Just when we thought it couldn’t get any worse for fans of Holden (and Australian cars in general), GM has opted to consign the entire Holden brand to the history books after years of declining sales. Read more here:
Given that, until now, I still held out hope for Holden as an importer cherry-picking the best models in GM’s portfolio and adapting them for the Australian market, even after axing the Commodore altogether, this announcement leaves me gutted, especially since I have been lucky enough to see (and hear) many of their iconic models on the road throughout my life. Twenty, or even ten years ago, I never thought Holden would be axed, but now that it will be in a year’s time, I feel nothing but disappointment and bitterness; the fact that it comes so soon after the end of local manufacturing only makes it worse.
Of greater concern is the fallout from Holden’s demise, one-and-a-half centuries after the name first appeared on a saddlery, and just three years short of its 75th anniversary. The design studio in Melbourne and the Lang Lang proving ground will be closed down (and most likely bulldozed), leading to hundreds of jobs being lost - and to add insult to injury, this could put GM’s plans to export the C8 Corvette to Australia in limbo.

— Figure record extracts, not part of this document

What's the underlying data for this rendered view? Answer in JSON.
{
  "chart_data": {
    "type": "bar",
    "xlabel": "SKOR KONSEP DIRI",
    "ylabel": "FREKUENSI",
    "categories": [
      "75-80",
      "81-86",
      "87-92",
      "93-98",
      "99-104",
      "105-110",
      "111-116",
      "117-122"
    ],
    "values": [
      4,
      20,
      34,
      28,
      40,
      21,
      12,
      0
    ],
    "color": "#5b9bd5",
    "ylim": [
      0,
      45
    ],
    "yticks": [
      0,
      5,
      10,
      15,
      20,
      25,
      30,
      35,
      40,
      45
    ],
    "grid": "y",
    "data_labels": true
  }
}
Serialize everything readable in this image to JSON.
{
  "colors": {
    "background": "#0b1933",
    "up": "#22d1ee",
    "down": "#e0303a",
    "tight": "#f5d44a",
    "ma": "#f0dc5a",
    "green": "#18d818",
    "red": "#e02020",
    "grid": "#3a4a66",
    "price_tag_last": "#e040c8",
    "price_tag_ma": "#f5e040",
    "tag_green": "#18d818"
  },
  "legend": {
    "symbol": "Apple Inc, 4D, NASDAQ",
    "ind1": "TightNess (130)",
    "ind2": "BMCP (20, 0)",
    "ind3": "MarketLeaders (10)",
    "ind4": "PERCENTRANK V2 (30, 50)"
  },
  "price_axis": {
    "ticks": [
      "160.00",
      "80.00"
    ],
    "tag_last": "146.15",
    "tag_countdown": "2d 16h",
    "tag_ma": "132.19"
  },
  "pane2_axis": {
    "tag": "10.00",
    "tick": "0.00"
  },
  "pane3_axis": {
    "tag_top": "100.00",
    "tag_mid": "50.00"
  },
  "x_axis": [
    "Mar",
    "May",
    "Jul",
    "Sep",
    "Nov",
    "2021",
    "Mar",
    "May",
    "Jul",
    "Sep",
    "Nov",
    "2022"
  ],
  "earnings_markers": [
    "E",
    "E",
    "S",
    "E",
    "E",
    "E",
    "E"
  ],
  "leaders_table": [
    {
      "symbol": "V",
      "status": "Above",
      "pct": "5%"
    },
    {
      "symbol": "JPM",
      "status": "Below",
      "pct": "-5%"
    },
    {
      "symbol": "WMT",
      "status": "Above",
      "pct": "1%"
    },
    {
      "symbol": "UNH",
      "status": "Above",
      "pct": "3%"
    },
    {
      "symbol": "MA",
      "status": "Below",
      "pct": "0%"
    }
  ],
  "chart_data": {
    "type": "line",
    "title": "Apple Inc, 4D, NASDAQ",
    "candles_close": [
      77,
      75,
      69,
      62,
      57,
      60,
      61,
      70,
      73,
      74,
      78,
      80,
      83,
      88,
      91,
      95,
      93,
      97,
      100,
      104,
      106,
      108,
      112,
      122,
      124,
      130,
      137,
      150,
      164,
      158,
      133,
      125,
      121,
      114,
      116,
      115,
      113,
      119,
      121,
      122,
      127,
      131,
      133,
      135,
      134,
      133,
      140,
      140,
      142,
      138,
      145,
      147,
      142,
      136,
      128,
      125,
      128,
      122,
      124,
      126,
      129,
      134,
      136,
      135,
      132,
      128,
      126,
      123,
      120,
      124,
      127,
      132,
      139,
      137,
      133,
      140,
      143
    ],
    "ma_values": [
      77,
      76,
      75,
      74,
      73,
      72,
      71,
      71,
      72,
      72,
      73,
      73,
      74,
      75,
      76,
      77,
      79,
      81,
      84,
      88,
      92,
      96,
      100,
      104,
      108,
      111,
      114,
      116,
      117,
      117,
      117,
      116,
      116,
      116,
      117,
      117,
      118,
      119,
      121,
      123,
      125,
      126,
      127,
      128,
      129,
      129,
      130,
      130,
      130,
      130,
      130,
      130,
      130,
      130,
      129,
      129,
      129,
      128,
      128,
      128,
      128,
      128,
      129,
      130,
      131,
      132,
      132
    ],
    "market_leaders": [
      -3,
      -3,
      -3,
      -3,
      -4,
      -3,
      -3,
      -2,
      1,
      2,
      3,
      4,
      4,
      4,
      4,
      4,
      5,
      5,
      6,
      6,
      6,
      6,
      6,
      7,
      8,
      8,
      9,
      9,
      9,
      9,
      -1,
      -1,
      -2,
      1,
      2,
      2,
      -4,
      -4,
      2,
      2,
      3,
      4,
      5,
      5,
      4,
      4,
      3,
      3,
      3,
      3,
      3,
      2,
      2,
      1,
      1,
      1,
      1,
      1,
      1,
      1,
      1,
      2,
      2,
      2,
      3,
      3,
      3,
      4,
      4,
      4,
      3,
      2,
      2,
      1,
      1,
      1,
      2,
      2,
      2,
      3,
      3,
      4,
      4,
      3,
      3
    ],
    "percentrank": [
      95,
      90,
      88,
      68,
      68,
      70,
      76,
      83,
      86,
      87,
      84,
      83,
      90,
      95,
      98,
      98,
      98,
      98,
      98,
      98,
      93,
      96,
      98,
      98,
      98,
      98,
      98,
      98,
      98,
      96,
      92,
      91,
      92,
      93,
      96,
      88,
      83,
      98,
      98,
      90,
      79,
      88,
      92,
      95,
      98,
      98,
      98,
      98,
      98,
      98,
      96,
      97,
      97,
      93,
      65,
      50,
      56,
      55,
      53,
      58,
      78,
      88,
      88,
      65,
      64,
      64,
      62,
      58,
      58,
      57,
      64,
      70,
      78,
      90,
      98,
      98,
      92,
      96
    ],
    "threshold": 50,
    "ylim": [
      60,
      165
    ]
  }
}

Moreover, Holden’s demise has blindsided the Australian government, leaving even the current Prime Minister, Scott Morrison, furious, and to add insult to injury, GM as a whole is withdrawing permanently from all right-hand-drive markets (as evidenced by its decision to sell the Thai factory in which the current Colorado is made to Chinese manufacturer Great Wall Motors) to focus on its strongholds in China and North America - which means that it will never again be considered a global automaker.
Abandoning the Australian market will not only cost GM billions of dollars in the short and long term, but will also deprive Australia of a cultural and motorsport legacy stretching back several decades. Understandably, the Supercars Championship is going to be changed forever - the Commodore will disappear from the grid within a year or two - and many drivers and teams are already paying tribute to the soon-to-be extinct brand they raced for and/or against through the years:
On top of that, HSV will be replaced by the less memorably named General Motors Specialty Vehicles - Walkinshaw Performance would have been a more fitting moniker for Holden’s go-faster arm.
So what do you think about the demise of Holden as a whole - a sad downfall which went from an impossibility several decades ago to an inevitability today?